Warming starts to split GOP hopefuls
Candidates divided over policy solutions, but most recognize the threat
By Marc Santora
The New York Times
Updated: 4:16 a.m. ET Oct 17, 2007
While many conservative commentators and editorialists have mocked concerns about climate change, a different reality is emerging among Republican presidential contenders. It is a near-unanimous recognition among the leaders of the threat posed by global warming.
Within that camp, however, sharp divisions are developing. Senator John McCain of Arizona is calling for capping gas emissions linked to warming and higher fuel economy standards. Others, including Rudolph W. Giuliani and Mitt Romney, are refraining from advocating such limits and are instead emphasizing a push toward clean coal and other alternative energy sources.
All agree that nuclear power should be greatly expanded.
The debate has taken an intriguing twist. Two candidates appealing to religious conservatives, former Gov. Mike Huckabee of Arkansas and Senator Sam Brownback of Kansas, call for strong actions to ease the effects of people on the climate, at times casting the effort in spiritual terms just as some evangelical groups have taken up the cause.
The emergence of climate change as an issue dividing Republicans shows just how far the discussion has shifted since 1997, when the Senate voted, 95 to 0, to oppose any international climate treaty that could hurt the American economy or excused China from responsibilities.
The debate among Republicans is largely not about whether people are warming the planet, but about how to deal with it.
The issue inserted itself into the presidential campaign on Friday with the announcement that Al Gore had won the Nobel Peace Prize for work highlighting the threat posed by climate change.
The leading Democratic candidates rushed to praise Mr. Gore, underlying how that party has sought to seize the issue with proposals like higher standards for fuel mileage and taxing emissions of carbon dioxide.
The issue had been gradually bubbling up among leading Republicans as top corporations, including some in petroleum, have been pushing to address it.
Mr. McCain, who acknowledges that he knew little about the climate problem when he sought his party’s presidential nomination eight years ago, held a Senate hearing on climate change in 2001 and quickly became a convert to the notion that carbon emissions were warming the planet.
In recent years, he has fought to introduce measures for caps on dangerous emissions. Last week, Mr. McCain promised to demand sharply higher fuel standards from the automobile industry.

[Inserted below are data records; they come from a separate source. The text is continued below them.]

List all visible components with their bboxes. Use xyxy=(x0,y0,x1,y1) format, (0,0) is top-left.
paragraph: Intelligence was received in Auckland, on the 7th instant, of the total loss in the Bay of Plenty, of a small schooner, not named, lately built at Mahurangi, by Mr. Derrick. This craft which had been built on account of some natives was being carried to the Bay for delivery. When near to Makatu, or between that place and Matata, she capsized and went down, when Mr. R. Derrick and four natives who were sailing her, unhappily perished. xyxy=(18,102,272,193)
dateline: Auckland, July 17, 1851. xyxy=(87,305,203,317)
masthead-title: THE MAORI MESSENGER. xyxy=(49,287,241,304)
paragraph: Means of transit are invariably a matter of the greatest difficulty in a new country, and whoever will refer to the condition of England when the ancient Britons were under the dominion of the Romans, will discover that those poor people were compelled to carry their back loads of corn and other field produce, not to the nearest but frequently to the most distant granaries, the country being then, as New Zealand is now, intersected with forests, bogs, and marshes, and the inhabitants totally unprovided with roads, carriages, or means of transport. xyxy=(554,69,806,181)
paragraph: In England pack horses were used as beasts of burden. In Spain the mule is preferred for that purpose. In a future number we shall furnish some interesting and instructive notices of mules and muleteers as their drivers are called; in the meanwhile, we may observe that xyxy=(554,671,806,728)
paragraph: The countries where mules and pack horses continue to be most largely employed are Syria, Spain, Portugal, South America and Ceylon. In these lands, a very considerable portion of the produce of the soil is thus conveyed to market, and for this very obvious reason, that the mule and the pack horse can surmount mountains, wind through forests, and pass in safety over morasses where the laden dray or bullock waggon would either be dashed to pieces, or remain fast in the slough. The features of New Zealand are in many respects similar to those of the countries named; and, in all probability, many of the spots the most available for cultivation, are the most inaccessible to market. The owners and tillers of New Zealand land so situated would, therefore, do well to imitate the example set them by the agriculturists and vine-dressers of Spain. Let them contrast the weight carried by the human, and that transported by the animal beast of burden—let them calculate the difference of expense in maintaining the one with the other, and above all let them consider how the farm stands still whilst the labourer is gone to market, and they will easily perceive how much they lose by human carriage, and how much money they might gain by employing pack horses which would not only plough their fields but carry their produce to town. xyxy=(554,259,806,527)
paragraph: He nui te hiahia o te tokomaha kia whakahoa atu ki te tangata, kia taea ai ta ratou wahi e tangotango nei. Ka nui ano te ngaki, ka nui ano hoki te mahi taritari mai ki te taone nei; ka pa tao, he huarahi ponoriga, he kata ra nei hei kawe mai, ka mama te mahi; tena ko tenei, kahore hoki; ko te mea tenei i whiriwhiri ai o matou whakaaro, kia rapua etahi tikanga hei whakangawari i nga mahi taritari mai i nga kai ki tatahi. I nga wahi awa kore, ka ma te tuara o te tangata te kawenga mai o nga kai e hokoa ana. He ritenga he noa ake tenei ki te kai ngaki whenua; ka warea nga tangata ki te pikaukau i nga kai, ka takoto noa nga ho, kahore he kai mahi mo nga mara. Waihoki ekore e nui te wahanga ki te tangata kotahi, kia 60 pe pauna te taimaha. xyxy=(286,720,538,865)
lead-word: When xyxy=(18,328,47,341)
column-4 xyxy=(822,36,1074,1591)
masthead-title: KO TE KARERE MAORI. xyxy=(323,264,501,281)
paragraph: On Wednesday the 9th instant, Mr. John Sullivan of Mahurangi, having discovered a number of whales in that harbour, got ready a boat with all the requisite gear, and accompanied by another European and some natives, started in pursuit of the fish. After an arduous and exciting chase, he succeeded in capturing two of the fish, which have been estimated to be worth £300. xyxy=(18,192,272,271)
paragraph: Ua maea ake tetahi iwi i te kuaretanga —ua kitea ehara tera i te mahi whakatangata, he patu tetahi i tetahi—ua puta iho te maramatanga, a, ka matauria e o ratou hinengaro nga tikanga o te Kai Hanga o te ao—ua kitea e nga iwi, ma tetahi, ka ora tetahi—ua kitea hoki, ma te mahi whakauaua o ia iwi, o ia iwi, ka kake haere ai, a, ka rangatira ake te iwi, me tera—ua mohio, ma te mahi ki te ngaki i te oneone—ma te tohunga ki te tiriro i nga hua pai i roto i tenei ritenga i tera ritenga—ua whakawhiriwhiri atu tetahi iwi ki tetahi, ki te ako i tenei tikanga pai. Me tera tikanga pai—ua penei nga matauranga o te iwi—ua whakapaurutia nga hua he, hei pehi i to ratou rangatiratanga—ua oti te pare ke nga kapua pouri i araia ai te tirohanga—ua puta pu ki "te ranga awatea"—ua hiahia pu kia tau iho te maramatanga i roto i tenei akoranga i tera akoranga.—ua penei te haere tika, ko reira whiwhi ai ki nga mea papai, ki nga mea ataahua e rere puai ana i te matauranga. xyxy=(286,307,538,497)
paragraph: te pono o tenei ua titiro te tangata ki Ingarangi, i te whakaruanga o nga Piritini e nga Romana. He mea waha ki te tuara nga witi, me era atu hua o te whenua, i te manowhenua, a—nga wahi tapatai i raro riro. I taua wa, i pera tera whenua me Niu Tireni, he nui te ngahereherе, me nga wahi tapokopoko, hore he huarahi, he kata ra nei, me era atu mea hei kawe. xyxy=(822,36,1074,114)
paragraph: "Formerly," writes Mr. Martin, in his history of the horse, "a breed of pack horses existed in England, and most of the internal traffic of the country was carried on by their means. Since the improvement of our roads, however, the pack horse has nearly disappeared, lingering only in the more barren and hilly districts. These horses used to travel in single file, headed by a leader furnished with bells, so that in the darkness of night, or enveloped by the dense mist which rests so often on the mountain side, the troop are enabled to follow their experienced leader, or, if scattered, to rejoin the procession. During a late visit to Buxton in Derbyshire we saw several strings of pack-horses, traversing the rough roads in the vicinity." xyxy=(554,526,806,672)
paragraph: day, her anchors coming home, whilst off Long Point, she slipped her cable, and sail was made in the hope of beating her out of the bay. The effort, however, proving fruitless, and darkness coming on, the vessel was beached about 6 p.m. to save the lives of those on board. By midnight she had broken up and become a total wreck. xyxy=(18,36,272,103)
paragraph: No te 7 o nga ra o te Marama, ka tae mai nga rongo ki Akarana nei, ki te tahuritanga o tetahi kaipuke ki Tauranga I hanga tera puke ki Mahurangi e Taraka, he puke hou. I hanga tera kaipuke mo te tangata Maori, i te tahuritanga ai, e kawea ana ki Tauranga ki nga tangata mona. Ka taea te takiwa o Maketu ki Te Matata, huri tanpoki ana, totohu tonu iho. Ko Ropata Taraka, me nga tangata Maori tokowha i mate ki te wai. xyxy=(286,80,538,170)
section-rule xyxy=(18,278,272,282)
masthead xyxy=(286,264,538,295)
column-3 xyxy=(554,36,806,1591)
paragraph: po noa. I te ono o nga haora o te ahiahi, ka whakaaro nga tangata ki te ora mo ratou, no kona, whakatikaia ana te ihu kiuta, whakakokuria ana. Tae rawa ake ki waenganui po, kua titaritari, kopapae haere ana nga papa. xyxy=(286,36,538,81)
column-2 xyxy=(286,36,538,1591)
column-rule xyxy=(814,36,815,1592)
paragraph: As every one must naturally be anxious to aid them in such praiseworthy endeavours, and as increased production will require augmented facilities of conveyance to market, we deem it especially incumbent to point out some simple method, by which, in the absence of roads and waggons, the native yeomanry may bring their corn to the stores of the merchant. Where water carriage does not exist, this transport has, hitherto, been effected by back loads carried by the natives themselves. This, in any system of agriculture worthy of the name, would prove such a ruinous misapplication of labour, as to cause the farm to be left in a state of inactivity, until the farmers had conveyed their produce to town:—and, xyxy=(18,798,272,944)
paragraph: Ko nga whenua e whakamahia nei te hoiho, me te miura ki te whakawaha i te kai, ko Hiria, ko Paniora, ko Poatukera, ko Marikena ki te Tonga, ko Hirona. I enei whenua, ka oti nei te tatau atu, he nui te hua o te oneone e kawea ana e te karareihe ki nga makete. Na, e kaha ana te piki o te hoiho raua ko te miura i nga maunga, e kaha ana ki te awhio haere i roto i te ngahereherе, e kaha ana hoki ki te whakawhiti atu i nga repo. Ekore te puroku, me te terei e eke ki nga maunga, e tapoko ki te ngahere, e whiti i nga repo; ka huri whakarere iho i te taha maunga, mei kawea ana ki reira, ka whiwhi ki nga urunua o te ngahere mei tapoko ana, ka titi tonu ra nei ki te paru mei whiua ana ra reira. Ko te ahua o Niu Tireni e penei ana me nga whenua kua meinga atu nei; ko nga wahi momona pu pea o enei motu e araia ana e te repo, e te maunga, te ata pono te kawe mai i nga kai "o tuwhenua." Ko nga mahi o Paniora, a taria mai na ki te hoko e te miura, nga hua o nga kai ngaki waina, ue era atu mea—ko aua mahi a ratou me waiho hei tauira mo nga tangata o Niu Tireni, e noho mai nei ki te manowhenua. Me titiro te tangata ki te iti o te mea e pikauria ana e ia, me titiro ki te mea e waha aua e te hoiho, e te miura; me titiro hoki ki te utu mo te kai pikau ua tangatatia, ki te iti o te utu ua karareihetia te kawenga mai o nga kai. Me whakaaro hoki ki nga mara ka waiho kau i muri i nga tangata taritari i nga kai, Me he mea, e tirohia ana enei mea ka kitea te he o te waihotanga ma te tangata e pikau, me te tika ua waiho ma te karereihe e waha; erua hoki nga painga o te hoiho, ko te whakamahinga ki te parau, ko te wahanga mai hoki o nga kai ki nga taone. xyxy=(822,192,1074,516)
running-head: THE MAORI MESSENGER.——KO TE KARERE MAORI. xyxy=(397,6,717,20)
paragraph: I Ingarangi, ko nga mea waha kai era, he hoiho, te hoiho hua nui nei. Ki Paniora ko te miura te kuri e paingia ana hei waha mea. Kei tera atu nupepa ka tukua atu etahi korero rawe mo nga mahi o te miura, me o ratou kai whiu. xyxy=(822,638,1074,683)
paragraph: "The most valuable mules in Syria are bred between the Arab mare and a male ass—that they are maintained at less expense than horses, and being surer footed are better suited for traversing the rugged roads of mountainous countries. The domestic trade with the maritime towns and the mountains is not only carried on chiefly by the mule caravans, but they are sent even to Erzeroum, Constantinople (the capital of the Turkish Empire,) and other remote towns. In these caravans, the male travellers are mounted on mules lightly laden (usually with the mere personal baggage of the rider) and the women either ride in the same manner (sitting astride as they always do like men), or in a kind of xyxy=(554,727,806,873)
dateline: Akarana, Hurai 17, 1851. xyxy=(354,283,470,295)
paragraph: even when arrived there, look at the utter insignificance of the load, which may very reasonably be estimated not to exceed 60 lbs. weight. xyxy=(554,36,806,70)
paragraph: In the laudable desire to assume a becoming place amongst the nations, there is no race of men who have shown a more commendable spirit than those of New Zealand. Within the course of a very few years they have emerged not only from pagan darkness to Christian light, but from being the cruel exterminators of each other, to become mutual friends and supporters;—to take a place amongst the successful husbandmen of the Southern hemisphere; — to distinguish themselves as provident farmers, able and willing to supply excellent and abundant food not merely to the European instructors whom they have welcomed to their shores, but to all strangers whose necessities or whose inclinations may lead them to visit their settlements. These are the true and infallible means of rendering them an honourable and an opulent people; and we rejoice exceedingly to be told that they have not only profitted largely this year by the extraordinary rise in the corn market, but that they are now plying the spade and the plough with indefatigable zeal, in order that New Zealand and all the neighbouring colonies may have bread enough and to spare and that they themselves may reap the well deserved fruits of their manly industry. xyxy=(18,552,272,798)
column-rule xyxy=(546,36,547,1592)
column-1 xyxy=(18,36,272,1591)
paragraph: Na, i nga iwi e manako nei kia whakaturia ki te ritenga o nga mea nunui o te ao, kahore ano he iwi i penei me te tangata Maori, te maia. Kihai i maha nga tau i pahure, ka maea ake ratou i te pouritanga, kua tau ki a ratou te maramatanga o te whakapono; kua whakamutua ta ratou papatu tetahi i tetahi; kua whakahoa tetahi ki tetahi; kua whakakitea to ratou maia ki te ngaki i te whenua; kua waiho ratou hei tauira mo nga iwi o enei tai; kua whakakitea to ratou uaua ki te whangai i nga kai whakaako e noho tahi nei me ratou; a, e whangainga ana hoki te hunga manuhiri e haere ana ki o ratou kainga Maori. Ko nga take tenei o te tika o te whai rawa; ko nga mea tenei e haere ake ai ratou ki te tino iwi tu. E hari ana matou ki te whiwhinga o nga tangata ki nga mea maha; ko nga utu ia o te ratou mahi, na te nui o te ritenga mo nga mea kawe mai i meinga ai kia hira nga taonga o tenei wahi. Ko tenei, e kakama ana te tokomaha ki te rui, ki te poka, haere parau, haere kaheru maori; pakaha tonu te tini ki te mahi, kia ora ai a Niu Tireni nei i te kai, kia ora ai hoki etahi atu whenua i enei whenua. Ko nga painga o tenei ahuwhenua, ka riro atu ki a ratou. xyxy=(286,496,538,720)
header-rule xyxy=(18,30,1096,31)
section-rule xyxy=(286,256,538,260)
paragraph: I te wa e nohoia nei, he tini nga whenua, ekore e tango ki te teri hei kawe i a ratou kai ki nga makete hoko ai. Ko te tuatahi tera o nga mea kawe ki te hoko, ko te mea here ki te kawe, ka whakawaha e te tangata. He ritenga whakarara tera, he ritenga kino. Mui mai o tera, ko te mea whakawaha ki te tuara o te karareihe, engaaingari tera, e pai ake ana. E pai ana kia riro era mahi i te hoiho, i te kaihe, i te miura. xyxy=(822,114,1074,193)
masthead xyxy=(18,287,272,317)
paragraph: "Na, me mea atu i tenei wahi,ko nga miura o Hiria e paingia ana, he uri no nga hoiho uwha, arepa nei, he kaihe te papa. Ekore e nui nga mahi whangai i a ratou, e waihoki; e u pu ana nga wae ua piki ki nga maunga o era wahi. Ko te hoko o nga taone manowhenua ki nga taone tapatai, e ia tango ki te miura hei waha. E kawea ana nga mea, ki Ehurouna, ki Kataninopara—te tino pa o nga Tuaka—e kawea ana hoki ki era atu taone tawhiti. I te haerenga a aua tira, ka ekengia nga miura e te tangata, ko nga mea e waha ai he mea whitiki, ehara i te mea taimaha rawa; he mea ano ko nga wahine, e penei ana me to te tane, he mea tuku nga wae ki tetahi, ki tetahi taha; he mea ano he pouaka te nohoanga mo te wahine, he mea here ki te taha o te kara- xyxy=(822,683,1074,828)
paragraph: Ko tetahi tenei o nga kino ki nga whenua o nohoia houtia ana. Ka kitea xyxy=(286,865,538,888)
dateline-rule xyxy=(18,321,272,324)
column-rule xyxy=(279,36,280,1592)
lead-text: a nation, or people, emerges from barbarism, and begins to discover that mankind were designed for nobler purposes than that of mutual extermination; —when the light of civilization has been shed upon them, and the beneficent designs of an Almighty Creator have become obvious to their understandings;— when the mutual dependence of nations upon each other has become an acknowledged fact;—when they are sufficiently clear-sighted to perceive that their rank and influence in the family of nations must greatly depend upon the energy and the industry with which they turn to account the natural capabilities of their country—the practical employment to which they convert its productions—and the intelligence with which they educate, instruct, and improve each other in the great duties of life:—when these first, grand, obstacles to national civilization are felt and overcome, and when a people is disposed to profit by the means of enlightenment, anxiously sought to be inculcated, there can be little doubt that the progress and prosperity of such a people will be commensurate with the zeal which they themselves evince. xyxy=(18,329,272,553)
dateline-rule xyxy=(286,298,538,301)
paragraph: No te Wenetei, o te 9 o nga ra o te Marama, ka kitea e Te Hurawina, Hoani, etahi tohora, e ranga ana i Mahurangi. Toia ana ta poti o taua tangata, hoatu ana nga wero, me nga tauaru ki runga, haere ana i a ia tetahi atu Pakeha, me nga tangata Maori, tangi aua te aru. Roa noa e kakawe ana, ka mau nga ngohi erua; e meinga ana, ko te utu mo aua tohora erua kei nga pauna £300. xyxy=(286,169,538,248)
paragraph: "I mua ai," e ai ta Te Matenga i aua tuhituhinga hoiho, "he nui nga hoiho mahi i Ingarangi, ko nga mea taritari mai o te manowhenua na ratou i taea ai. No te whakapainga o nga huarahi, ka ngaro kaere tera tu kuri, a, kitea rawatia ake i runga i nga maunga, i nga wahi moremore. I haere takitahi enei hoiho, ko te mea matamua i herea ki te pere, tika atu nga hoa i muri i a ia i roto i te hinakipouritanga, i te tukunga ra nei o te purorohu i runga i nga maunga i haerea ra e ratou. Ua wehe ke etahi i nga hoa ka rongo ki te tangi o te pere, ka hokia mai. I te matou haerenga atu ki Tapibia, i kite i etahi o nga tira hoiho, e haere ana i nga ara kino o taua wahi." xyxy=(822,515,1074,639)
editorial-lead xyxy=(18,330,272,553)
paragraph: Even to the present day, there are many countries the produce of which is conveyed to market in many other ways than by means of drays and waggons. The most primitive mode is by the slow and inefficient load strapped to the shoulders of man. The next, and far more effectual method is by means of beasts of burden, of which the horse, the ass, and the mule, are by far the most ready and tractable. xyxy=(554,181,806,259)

He also promised to have the United States join the international climate treaty, the Kyoto Protocol, although only on the condition that India and China join, too. Many experts say that condition is unlikely to be met at the moment.
“I don’t know what it is going to be like the rest of my life on this planet,” Mr. McCain said at the Global Warming and Energy Solutions Conference on Saturday in Manchester, N.H. “But I can tell you this. I have had enough experience and enough knowledge to believe that unless we reverse what is happening on this planet, my dear friends, we are going to hand our children a planet that is badly damaged.”